This from P T Forsyth, a wee book of reprinted articles, The Preaching of Jesus and the Gospel of Christ, page 55
When I speak here about the preaching of the Cross of Christ, I mean ultimately the Cross itself as a preaching, as God's 'preachment' which gave Christian preaching birth, made it inevitable, prolonged itself in it, and provided its perpetual note. As God's preaching of Himself in the Cross was an act, the act of giving Himself, so all true preaching of it is an act also, and more than speech only. It is a devoted act of the preacher's personality, conveying God in His grace and self donation. It is not merely exhibiting Him. It is sacramental.

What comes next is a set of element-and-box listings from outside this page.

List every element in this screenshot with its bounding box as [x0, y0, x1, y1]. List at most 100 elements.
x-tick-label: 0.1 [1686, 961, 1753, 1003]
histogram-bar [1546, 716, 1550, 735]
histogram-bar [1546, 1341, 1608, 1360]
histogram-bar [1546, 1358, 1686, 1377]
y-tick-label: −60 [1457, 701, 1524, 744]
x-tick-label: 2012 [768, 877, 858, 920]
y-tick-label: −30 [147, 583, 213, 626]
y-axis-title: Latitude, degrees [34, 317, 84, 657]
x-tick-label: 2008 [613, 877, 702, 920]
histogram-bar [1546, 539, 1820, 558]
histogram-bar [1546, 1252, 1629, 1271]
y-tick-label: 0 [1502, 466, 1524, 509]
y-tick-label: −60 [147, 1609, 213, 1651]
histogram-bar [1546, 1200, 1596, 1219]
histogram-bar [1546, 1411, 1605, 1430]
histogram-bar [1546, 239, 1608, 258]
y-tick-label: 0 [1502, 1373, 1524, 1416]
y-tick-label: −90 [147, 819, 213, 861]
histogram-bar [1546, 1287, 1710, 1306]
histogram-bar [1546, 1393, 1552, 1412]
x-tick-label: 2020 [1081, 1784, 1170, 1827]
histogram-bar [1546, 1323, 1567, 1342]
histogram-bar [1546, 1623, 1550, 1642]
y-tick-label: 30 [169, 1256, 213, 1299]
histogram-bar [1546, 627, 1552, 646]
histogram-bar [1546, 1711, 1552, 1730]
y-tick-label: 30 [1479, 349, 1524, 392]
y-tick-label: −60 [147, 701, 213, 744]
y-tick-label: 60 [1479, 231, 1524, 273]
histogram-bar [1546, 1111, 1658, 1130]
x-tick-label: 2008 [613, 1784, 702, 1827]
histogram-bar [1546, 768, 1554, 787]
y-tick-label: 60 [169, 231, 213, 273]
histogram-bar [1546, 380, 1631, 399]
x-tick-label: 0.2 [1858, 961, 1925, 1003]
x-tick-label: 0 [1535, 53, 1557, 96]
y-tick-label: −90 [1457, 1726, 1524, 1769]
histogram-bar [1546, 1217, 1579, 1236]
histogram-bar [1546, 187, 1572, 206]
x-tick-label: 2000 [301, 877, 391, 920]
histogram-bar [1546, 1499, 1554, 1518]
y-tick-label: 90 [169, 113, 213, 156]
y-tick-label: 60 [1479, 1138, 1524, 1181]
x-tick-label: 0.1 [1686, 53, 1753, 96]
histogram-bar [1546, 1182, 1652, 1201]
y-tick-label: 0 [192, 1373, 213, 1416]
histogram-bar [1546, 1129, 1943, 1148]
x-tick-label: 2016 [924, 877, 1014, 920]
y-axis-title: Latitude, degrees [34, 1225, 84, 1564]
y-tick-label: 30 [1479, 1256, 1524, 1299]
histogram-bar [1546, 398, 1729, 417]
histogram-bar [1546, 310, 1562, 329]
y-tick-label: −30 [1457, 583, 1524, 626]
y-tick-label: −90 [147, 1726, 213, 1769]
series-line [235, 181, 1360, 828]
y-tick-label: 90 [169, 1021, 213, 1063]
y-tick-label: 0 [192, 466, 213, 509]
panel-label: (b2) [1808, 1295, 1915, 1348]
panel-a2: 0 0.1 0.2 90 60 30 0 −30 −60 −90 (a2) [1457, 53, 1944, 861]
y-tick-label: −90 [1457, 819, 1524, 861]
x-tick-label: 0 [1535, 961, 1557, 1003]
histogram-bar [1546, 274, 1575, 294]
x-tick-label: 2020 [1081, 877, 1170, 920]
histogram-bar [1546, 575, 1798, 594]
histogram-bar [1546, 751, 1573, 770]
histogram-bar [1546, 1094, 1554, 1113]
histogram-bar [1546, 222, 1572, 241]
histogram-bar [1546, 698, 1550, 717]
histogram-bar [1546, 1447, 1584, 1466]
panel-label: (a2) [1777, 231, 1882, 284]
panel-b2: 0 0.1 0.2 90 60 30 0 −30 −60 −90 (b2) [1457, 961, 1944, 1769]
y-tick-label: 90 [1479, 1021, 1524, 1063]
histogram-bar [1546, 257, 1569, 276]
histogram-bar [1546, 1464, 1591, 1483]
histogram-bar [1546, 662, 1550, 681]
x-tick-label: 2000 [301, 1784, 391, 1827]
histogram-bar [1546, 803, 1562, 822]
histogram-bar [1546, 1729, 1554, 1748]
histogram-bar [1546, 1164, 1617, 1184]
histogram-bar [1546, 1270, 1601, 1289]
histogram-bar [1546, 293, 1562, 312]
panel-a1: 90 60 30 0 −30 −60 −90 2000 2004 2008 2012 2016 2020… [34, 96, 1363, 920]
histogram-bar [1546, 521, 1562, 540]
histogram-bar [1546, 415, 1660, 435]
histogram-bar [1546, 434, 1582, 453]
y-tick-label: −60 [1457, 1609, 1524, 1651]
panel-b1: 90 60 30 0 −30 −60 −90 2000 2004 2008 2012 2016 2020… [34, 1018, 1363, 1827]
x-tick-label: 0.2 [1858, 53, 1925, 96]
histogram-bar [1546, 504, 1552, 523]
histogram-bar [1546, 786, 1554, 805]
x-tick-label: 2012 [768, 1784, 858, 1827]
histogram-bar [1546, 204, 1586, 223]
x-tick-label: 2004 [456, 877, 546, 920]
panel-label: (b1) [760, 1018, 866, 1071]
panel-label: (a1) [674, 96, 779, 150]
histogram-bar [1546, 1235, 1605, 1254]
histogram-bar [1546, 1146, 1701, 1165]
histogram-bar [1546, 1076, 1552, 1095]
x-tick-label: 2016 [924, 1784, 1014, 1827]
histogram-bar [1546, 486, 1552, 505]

Against all forced or habitual informality in worship
against all thumbing down and dumbing down of the preacher's role
against web sourced anecdotes, and power point aides memoires
against every attemtpted reduction of vast Gospel realities to the pragmatics and pressures of relevance
against the consumer demand for undemanding uncomplicated 'how to' teaching
against the habits of superficiality and the reduced appetite for sacrifice and cost and passionate love of the Crucified.
against anaemic concessions to surface skimming communication
P T Forsyth presents the soul and calling of the preacher,
and insists the Gospel of the Cross is worthy of our deepest pain,
requires the greatest reaches of imagination and emotion,
and consumes the devotion of the preacher's heart
in the context of a community where awe, surrender and passion
draw on the great Passion of Christ,
and inspires a discipleship of uncalculating, self-donating devotion.